The controller 50 drives this switch to connect the changeover switch 44 to the largest terminal
of the microphone output. With such a configuration, the directional microphone constituted by
the bidirectional microphones A to D eliminates noise around the target sound source and
collects the target sound with a sharp directivity, while the target sound source moves. Even if
this is followed, the changeover switch 44 can be switched to always collect the target sound.
Also, if there is a large noise source, the power comparator 49 senses the microphone output
that minimizes the noise automatically by following this, and connects the terminal of the output
switch 44 to the amplifier 45. By operating the controller 50 as described above, it is possible to
reduce noise in the captured sound (the target sound is contained therein). According to the
present invention, the sound source moves by comparing the strength of the target sound
captured by the four bidirectional microphones to know the direction of the sound source and
driving the changeover switch to extract the largest microphone output. Even then, it can
automatically follow this to capture the target sound or reduce noise.
Brief description of the drawings
FIG. 1 is a diagram schematically showing the configuration of the microphone of the present
invention, FIG. 2 is a schematic diagram showing the arrangement of four bi-directional
microphones, FIG. 3 and the following are prior art, and FIG. FIG. 4 is a schematic diagram
showing a configuration for obtaining a primary pressure gradient type directional microphone
by this nondirectional microphone, FIG. 4 is a basic directional characteristic diagram obtained
by this, and FIG. 5 is two by the four nondirectional microphones. A schematic diagram showing
the configuration for obtaining the next pressure gradient type directional microphone, FIG. 6 is
its basic directional characteristic diagram, FIG. 7 is a basic directional characteristic diagram,
and FIG. 8 is a secondary pressure by two bi-directional microphones FIG. 9 is a schematic view
showing a configuration for obtaining a gradient type microphone, and FIG. 9 is a schematic view
showing an example of the structure of a bi-directional microphone.

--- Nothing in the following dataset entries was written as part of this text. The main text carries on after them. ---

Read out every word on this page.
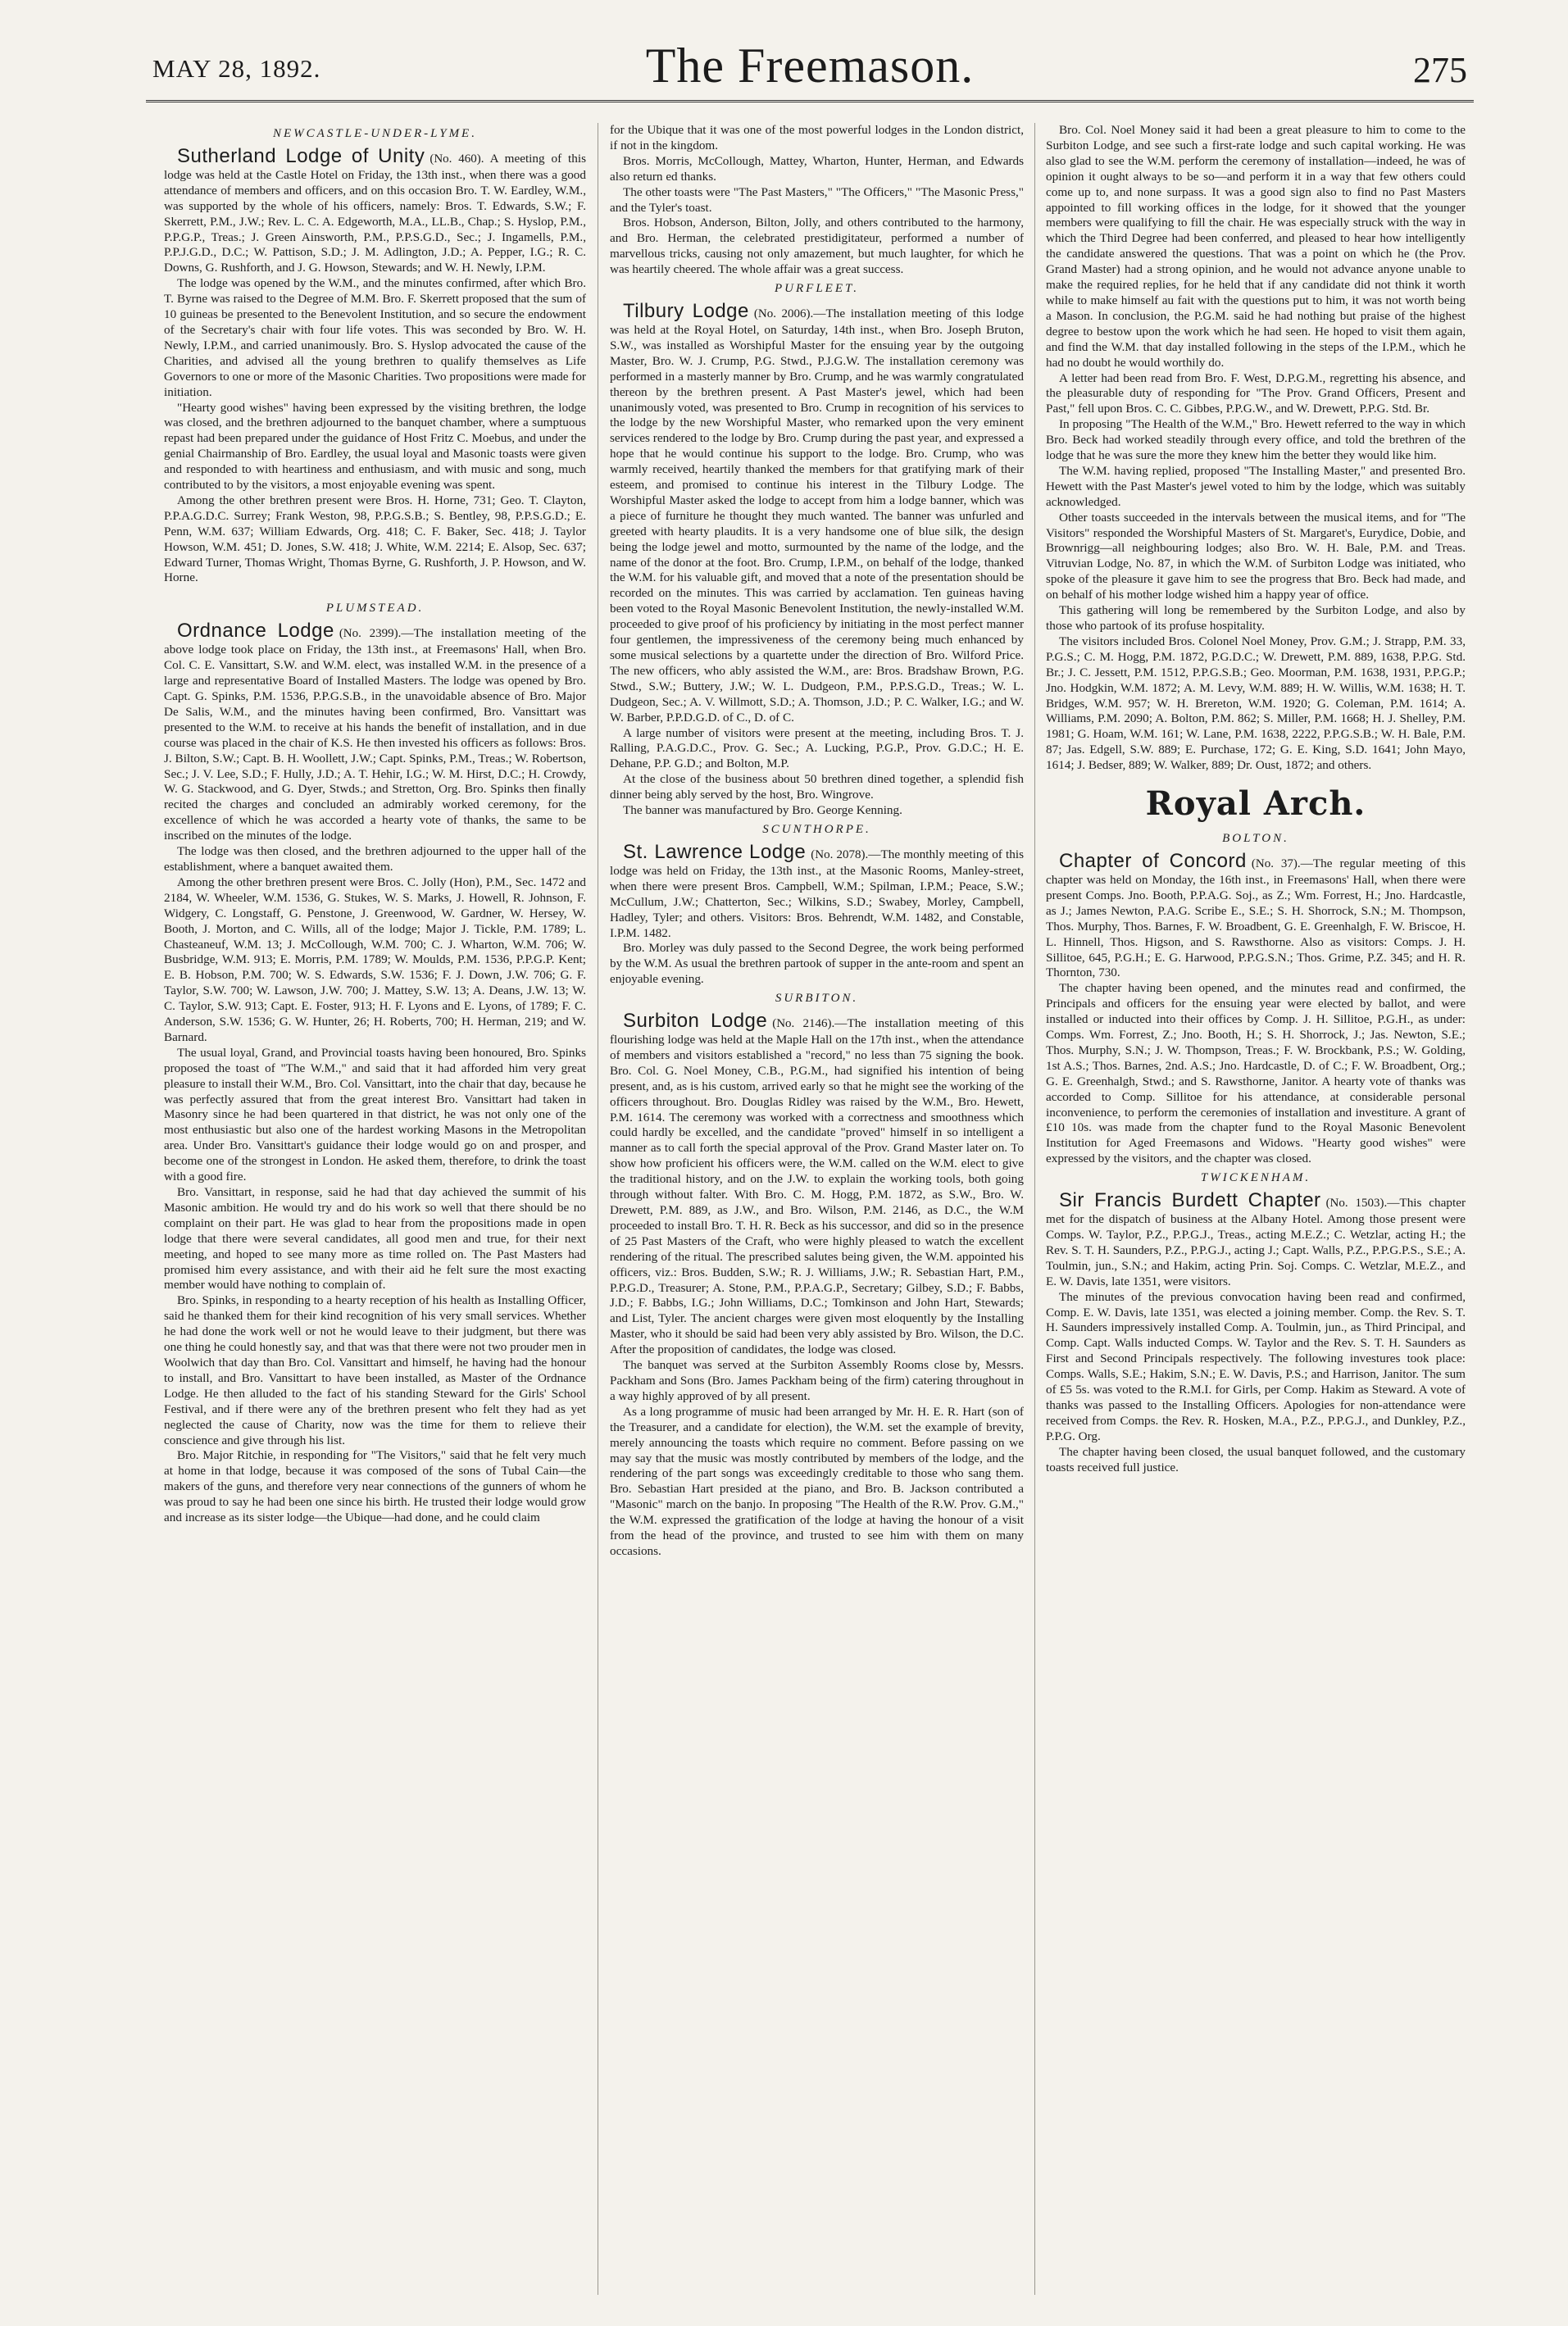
MAY 28, 1892.	The Freemason.	275
NEWCASTLE-UNDER-LYME.

Sutherland Lodge of Unity (No. 460). A meeting of this lodge was held at the Castle Hotel on Friday, the 13th inst., when there was a good attendance of members and officers, and on this occasion Bro. T. W. Eardley, W.M., was supported by the whole of his officers, namely: Bros. T. Edwards, S.W.; F. Skerrett, P.M., J.W.; Rev. L. C. A. Edgeworth, M.A., LL.B., Chap.; S. Hyslop, P.M., P.P.G.P., Treas.; J. Green Ainsworth, P.M., P.P.S.G.D., Sec.; J. Ingamells, P.M., P.P.J.G.D., D.C.; W. Pattison, S.D.; J. M. Adlington, J.D.; A. Pepper, I.G.; R. C. Downs, G. Rushforth, and J. G. Howson, Stewards; and W. H. Newly, I.P.M.

The lodge was opened by the W.M., and the minutes confirmed, after which Bro. T. Byrne was raised to the Degree of M.M. Bro. F. Skerrett proposed that the sum of 10 guineas be presented to the Benevolent Institution, and so secure the endowment of the Secretary's chair with four life votes. This was seconded by Bro. W. H. Newly, I.P.M., and carried unanimously. Bro. S. Hyslop advocated the cause of the Charities, and advised all the young brethren to qualify themselves as Life Governors to one or more of the Masonic Charities. Two propositions were made for initiation.

"Hearty good wishes" having been expressed by the visiting brethren, the lodge was closed, and the brethren adjourned to the banquet chamber, where a sumptuous repast had been prepared under the guidance of Host Fritz C. Moebus, and under the genial Chairmanship of Bro. Eardley, the usual loyal and Masonic toasts were given and responded to with heartiness and enthusiasm, and with music and song, much contributed to by the visitors, a most enjoyable evening was spent.

Among the other brethren present were Bros. H. Horne, 731; Geo. T. Clayton, P.P.A.G.D.C. Surrey; Frank Weston, 98, P.P.G.S.B.; S. Bentley, 98, P.P.S.G.D.; E. Penn, W.M. 637; William Edwards, Org. 418; C. F. Baker, Sec. 418; J. Taylor Howson, W.M. 451; D. Jones, S.W. 418; J. White, W.M. 2214; E. Alsop, Sec. 637; Edward Turner, Thomas Wright, Thomas Byrne, G. Rushforth, J. P. Howson, and W. Horne.

PLUMSTEAD.

Ordnance Lodge (No. 2399).—The installation meeting of the above lodge took place on Friday, the 13th inst., at Freemasons' Hall, when Bro. Col. C. E. Vansittart, S.W. and W.M. elect, was installed W.M. in the presence of a large and representative Board of Installed Masters. The lodge was opened by Bro. Capt. G. Spinks, P.M. 1536, P.P.G.S.B., in the unavoidable absence of Bro. Major De Salis, W.M., and the minutes having been confirmed, Bro. Vansittart was presented to the W.M. to receive at his hands the benefit of installation, and in due course was placed in the chair of K.S. He then invested his officers as follows: Bros. J. Bilton, S.W.; Capt. B. H. Woollett, J.W.; Capt. Spinks, P.M., Treas.; W. Robertson, Sec.; J. V. Lee, S.D.; F. Hully, J.D.; A. T. Hehir, I.G.; W. M. Hirst, D.C.; H. Crowdy, W. G. Stackwood, and G. Dyer, Stwds.; and Stretton, Org. Bro. Spinks then finally recited the charges and concluded an admirably worked ceremony, for the excellence of which he was accorded a hearty vote of thanks, the same to be inscribed on the minutes of the lodge.

The lodge was then closed, and the brethren adjourned to the upper hall of the establishment, where a banquet awaited them.

Among the other brethren present were Bros. C. Jolly (Hon), P.M., Sec. 1472 and 2184, W. Wheeler, W.M. 1536, G. Stukes, W. S. Marks, J. Howell, R. Johnson, F. Widgery, C. Longstaff, G. Penstone, J. Greenwood, W. Gardner, W. Hersey, W. Booth, J. Morton, and C. Wills, all of the lodge; Major J. Tickle, P.M. 1789; L. Chasteaneuf, W.M. 13; J. McCollough, W.M. 700; C. J. Wharton, W.M. 706; W. Busbridge, W.M. 913; E. Morris, P.M. 1789; W. Moulds, P.M. 1536, P.P.G.P. Kent; E. B. Hobson, P.M. 700; W. S. Edwards, S.W. 1536; F. J. Down, J.W. 706; G. F. Taylor, S.W. 700; W. Lawson, J.W. 700; J. Mattey, S.W. 13; A. Deans, J.W. 13; W. C. Taylor, S.W. 913; Capt. E. Foster, 913; H. F. Lyons and E. Lyons, of 1789; F. C. Anderson, S.W. 1536; G. W. Hunter, 26; H. Roberts, 700; H. Herman, 219; and W. Barnard.

The usual loyal, Grand, and Provincial toasts having been honoured, Bro. Spinks proposed the toast of "The W.M.," and said that it had afforded him very great pleasure to install their W.M., Bro. Col. Vansittart, into the chair that day, because he was perfectly assured that from the great interest Bro. Vansittart had taken in Masonry since he had been quartered in that district, he was not only one of the most enthusiastic but also one of the hardest working Masons in the Metropolitan area. Under Bro. Vansittart's guidance their lodge would go on and prosper, and become one of the strongest in London. He asked them, therefore, to drink the toast with a good fire.

Bro. Vansittart, in response, said he had that day achieved the summit of his Masonic ambition. He would try and do his work so well that there should be no complaint on their part. He was glad to hear from the propositions made in open lodge that there were several candidates, all good men and true, for their next meeting, and hoped to see many more as time rolled on. The Past Masters had promised him every assistance, and with their aid he felt sure the most exacting member would have nothing to complain of.

Bro. Spinks, in responding to a hearty reception of his health as Installing Officer, said he thanked them for their kind recognition of his very small services. Whether he had done the work well or not he would leave to their judgment, but there was one thing he could honestly say, and that was that there were not two prouder men in Woolwich that day than Bro. Col. Vansittart and himself, he having had the honour to install, and Bro. Vansittart to have been installed, as Master of the Ordnance Lodge. He then alluded to the fact of his standing Steward for the Girls' School Festival, and if there were any of the brethren present who felt they had as yet neglected the cause of Charity, now was the time for them to relieve their conscience and give through his list.

Bro. Major Ritchie, in responding for "The Visitors," said that he felt very much at home in that lodge, because it was composed of the sons of Tubal Cain—the makers of the guns, and therefore very near connections of the gunners of whom he was proud to say he had been one since his birth. He trusted their lodge would grow and increase as its sister lodge—the Ubique—had done, and he could claim

for the Ubique that it was one of the most powerful lodges in the London district, if not in the kingdom.

Bros. Morris, McCollough, Mattey, Wharton, Hunter, Herman, and Edwards also return ed thanks.

The other toasts were "The Past Masters," "The Officers," "The Masonic Press," and the Tyler's toast.

Bros. Hobson, Anderson, Bilton, Jolly, and others contributed to the harmony, and Bro. Herman, the celebrated prestidigitateur, performed a number of marvellous tricks, causing not only amazement, but much laughter, for which he was heartily cheered. The whole affair was a great success.

PURFLEET.

Tilbury Lodge (No. 2006).—The installation meeting of this lodge was held at the Royal Hotel, on Saturday, 14th inst., when Bro. Joseph Bruton, S.W., was installed as Worshipful Master for the ensuing year by the outgoing Master, Bro. W. J. Crump, P.G. Stwd., P.J.G.W. The installation ceremony was performed in a masterly manner by Bro. Crump, and he was warmly congratulated thereon by the brethren present. A Past Master's jewel, which had been unanimously voted, was presented to Bro. Crump in recognition of his services to the lodge by the new Worshipful Master, who remarked upon the very eminent services rendered to the lodge by Bro. Crump during the past year, and expressed a hope that he would continue his support to the lodge. Bro. Crump, who was warmly received, heartily thanked the members for that gratifying mark of their esteem, and promised to continue his interest in the Tilbury Lodge. The Worshipful Master asked the lodge to accept from him a lodge banner, which was a piece of furniture he thought they much wanted. The banner was unfurled and greeted with hearty plaudits. It is a very handsome one of blue silk, the design being the lodge jewel and motto, surmounted by the name of the lodge, and the name of the donor at the foot. Bro. Crump, I.P.M., on behalf of the lodge, thanked the W.M. for his valuable gift, and moved that a note of the presentation should be recorded on the minutes. This was carried by acclamation. Ten guineas having been voted to the Royal Masonic Benevolent Institution, the newly-installed W.M. proceeded to give proof of his proficiency by initiating in the most perfect manner four gentlemen, the impressiveness of the ceremony being much enhanced by some musical selections by a quartette under the direction of Bro. Wilford Price. The new officers, who ably assisted the W.M., are: Bros. Bradshaw Brown, P.G. Stwd., S.W.; Buttery, J.W.; W. L. Dudgeon, P.M., P.P.S.G.D., Treas.; W. L. Dudgeon, Sec.; A. V. Willmott, S.D.; A. Thomson, J.D.; P. C. Walker, I.G.; and W. W. Barber, P.P.D.G.D. of C., D. of C.

A large number of visitors were present at the meeting, including Bros. T. J. Ralling, P.A.G.D.C., Prov. G. Sec.; A. Lucking, P.G.P., Prov. G.D.C.; H. E. Dehane, P.P. G.D.; and Bolton, M.P.

At the close of the business about 50 brethren dined together, a splendid fish dinner being ably served by the host, Bro. Wingrove.

The banner was manufactured by Bro. George Kenning.

SCUNTHORPE.

St. Lawrence Lodge (No. 2078).—The monthly meeting of this lodge was held on Friday, the 13th inst., at the Masonic Rooms, Manley-street, when there were present Bros. Campbell, W.M.; Spilman, I.P.M.; Peace, S.W.; McCullum, J.W.; Chatterton, Sec.; Wilkins, S.D.; Swabey, Morley, Campbell, Hadley, Tyler; and others. Visitors: Bros. Behrendt, W.M. 1482, and Constable, I.P.M. 1482.

Bro. Morley was duly passed to the Second Degree, the work being performed by the W.M. As usual the brethren partook of supper in the ante-room and spent an enjoyable evening.

SURBITON.

Surbiton Lodge (No. 2146).—The installation meeting of this flourishing lodge was held at the Maple Hall on the 17th inst., when the attendance of members and visitors established a "record," no less than 75 signing the book. Bro. Col. G. Noel Money, C.B., P.G.M., had signified his intention of being present, and, as is his custom, arrived early so that he might see the working of the officers throughout. Bro. Douglas Ridley was raised by the W.M., Bro. Hewett, P.M. 1614. The ceremony was worked with a correctness and smoothness which could hardly be excelled, and the candidate "proved" himself in so intelligent a manner as to call forth the special approval of the Prov. Grand Master later on. To show how proficient his officers were, the W.M. called on the W.M. elect to give the traditional history, and on the J.W. to explain the working tools, both going through without falter. With Bro. C. M. Hogg, P.M. 1872, as S.W., Bro. W. Drewett, P.M. 889, as J.W., and Bro. Wilson, P.M. 2146, as D.C., the W.M proceeded to install Bro. T. H. R. Beck as his successor, and did so in the presence of 25 Past Masters of the Craft, who were highly pleased to watch the excellent rendering of the ritual. The prescribed salutes being given, the W.M. appointed his officers, viz.: Bros. Budden, S.W.; R. J. Williams, J.W.; R. Sebastian Hart, P.M., P.P.G.D., Treasurer; A. Stone, P.M., P.P.A.G.P., Secretary; Gilbey, S.D.; F. Babbs, J.D.; F. Babbs, I.G.; John Williams, D.C.; Tomkinson and John Hart, Stewards; and List, Tyler. The ancient charges were given most eloquently by the Installing Master, who it should be said had been very ably assisted by Bro. Wilson, the D.C. After the proposition of candidates, the lodge was closed.

The banquet was served at the Surbiton Assembly Rooms close by, Messrs. Packham and Sons (Bro. James Packham being of the firm) catering throughout in a way highly approved of by all present.

As a long programme of music had been arranged by Mr. H. E. R. Hart (son of the Treasurer, and a candidate for election), the W.M. set the example of brevity, merely announcing the toasts which require no comment. Before passing on we may say that the music was mostly contributed by members of the lodge, and the rendering of the part songs was exceedingly creditable to those who sang them. Bro. Sebastian Hart presided at the piano, and Bro. B. Jackson contributed a "Masonic" march on the banjo. In proposing "The Health of the R.W. Prov. G.M.," the W.M. expressed the gratification of the lodge at having the honour of a visit from the head of the province, and trusted to see him with them on many occasions.

Bro. Col. Noel Money said it had been a great pleasure to him to come to the Surbiton Lodge, and see such a first-rate lodge and such capital working. He was also glad to see the W.M. perform the ceremony of installation—indeed, he was of opinion it ought always to be so—and perform it in a way that few others could come up to, and none surpass. It was a good sign also to find no Past Masters appointed to fill working offices in the lodge, for it showed that the younger members were qualifying to fill the chair. He was especially struck with the way in which the Third Degree had been conferred, and pleased to hear how intelligently the candidate answered the questions. That was a point on which he (the Prov. Grand Master) had a strong opinion, and he would not advance anyone unable to make the required replies, for he held that if any candidate did not think it worth while to make himself au fait with the questions put to him, it was not worth being a Mason. In conclusion, the P.G.M. said he had nothing but praise of the highest degree to bestow upon the work which he had seen. He hoped to visit them again, and find the W.M. that day installed following in the steps of the I.P.M., which he had no doubt he would worthily do.

A letter had been read from Bro. F. West, D.P.G.M., regretting his absence, and the pleasurable duty of responding for "The Prov. Grand Officers, Present and Past," fell upon Bros. C. C. Gibbes, P.P.G.W., and W. Drewett, P.P.G. Std. Br.

In proposing "The Health of the W.M.," Bro. Hewett referred to the way in which Bro. Beck had worked steadily through every office, and told the brethren of the lodge that he was sure the more they knew him the better they would like him.

The W.M. having replied, proposed "The Installing Master," and presented Bro. Hewett with the Past Master's jewel voted to him by the lodge, which was suitably acknowledged.

Other toasts succeeded in the intervals between the musical items, and for "The Visitors" responded the Worshipful Masters of St. Margaret's, Eurydice, Dobie, and Brownrigg—all neighbouring lodges; also Bro. W. H. Bale, P.M. and Treas. Vitruvian Lodge, No. 87, in which the W.M. of Surbiton Lodge was initiated, who spoke of the pleasure it gave him to see the progress that Bro. Beck had made, and on behalf of his mother lodge wished him a happy year of office.

This gathering will long be remembered by the Surbiton Lodge, and also by those who partook of its profuse hospitality.

The visitors included Bros. Colonel Noel Money, Prov. G.M.; J. Strapp, P.M. 33, P.G.S.; C. M. Hogg, P.M. 1872, P.G.D.C.; W. Drewett, P.M. 889, 1638, P.P.G. Std. Br.; J. C. Jessett, P.M. 1512, P.P.G.S.B.; Geo. Moorman, P.M. 1638, 1931, P.P.G.P.; Jno. Hodgkin, W.M. 1872; A. M. Levy, W.M. 889; H. W. Willis, W.M. 1638; H. T. Bridges, W.M. 957; W. H. Brereton, W.M. 1920; G. Coleman, P.M. 1614; A. Williams, P.M. 2090; A. Bolton, P.M. 862; S. Miller, P.M. 1668; H. J. Shelley, P.M. 1981; G. Hoam, W.M. 161; W. Lane, P.M. 1638, 2222, P.P.G.S.B.; W. H. Bale, P.M. 87; Jas. Edgell, S.W. 889; E. Purchase, 172; G. E. King, S.D. 1641; John Mayo, 1614; J. Bedser, 889; W. Walker, 889; Dr. Oust, 1872; and others.

Royal Arch.
BOLTON.

Chapter of Concord (No. 37).—The regular meeting of this chapter was held on Monday, the 16th inst., in Freemasons' Hall, when there were present Comps. Jno. Booth, P.P.A.G. Soj., as Z.; Wm. Forrest, H.; Jno. Hardcastle, as J.; James Newton, P.A.G. Scribe E., S.E.; S. H. Shorrock, S.N.; M. Thompson, Thos. Murphy, Thos. Barnes, F. W. Broadbent, G. E. Greenhalgh, F. W. Briscoe, H. L. Hinnell, Thos. Higson, and S. Rawsthorne. Also as visitors: Comps. J. H. Sillitoe, 645, P.G.H.; E. G. Harwood, P.P.G.S.N.; Thos. Grime, P.Z. 345; and H. R. Thornton, 730.

The chapter having been opened, and the minutes read and confirmed, the Principals and officers for the ensuing year were elected by ballot, and were installed or inducted into their offices by Comp. J. H. Sillitoe, P.G.H., as under: Comps. Wm. Forrest, Z.; Jno. Booth, H.; S. H. Shorrock, J.; Jas. Newton, S.E.; Thos. Murphy, S.N.; J. W. Thompson, Treas.; F. W. Brockbank, P.S.; W. Golding, 1st A.S.; Thos. Barnes, 2nd. A.S.; Jno. Hardcastle, D. of C.; F. W. Broadbent, Org.; G. E. Greenhalgh, Stwd.; and S. Rawsthorne, Janitor. A hearty vote of thanks was accorded to Comp. Sillitoe for his attendance, at considerable personal inconvenience, to perform the ceremonies of installation and investiture. A grant of £10 10s. was made from the chapter fund to the Royal Masonic Benevolent Institution for Aged Freemasons and Widows. "Hearty good wishes" were expressed by the visitors, and the chapter was closed.

TWICKENHAM.

Sir Francis Burdett Chapter (No. 1503).—This chapter met for the dispatch of business at the Albany Hotel. Among those present were Comps. W. Taylor, P.Z., P.P.G.J., Treas., acting M.E.Z.; C. Wetzlar, acting H.; the Rev. S. T. H. Saunders, P.Z., P.P.G.J., acting J.; Capt. Walls, P.Z., P.P.G.P.S., S.E.; A. Toulmin, jun., S.N.; and Hakim, acting Prin. Soj. Comps. C. Wetzlar, M.E.Z., and E. W. Davis, late 1351, were visitors.

The minutes of the previous convocation having been read and confirmed, Comp. E. W. Davis, late 1351, was elected a joining member. Comp. the Rev. S. T. H. Saunders impressively installed Comp. A. Toulmin, jun., as Third Principal, and Comp. Capt. Walls inducted Comps. W. Taylor and the Rev. S. T. H. Saunders as First and Second Principals respectively. The following investures took place: Comps. Walls, S.E.; Hakim, S.N.; E. W. Davis, P.S.; and Harrison, Janitor. The sum of £5 5s. was voted to the R.M.I. for Girls, per Comp. Hakim as Steward. A vote of thanks was passed to the Installing Officers. Apologies for non-attendance were received from Comps. the Rev. R. Hosken, M.A., P.Z., P.P.G.J., and Dunkley, P.Z., P.P.G. Org.

The chapter having been closed, the usual banquet followed, and the customary toasts received full justice.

A, B, C, D: Bi-directional microphone, 1.2: Non-directional microphone, 3: Delay, 4: Adder, 5:
Output terminal, 6.7. 8.9: Non-directional microphone , delay device,
gain regulator, 18.19: bi-directional microphone, 20.21: delay device, 22.23: gain regulator, 24.
Reference numeral 25: aperture, 26: case, 27: electret diaphragm, 28: back electrode, 29:
acoustic resistance cloth, 31: frame, analog phaser, Electronic volume, summing device, 44: changeover switch, 45: amplifier, 46: equalizer, 47: output
terminal, 48: changeover switch, 49: power comparator, 50: controller.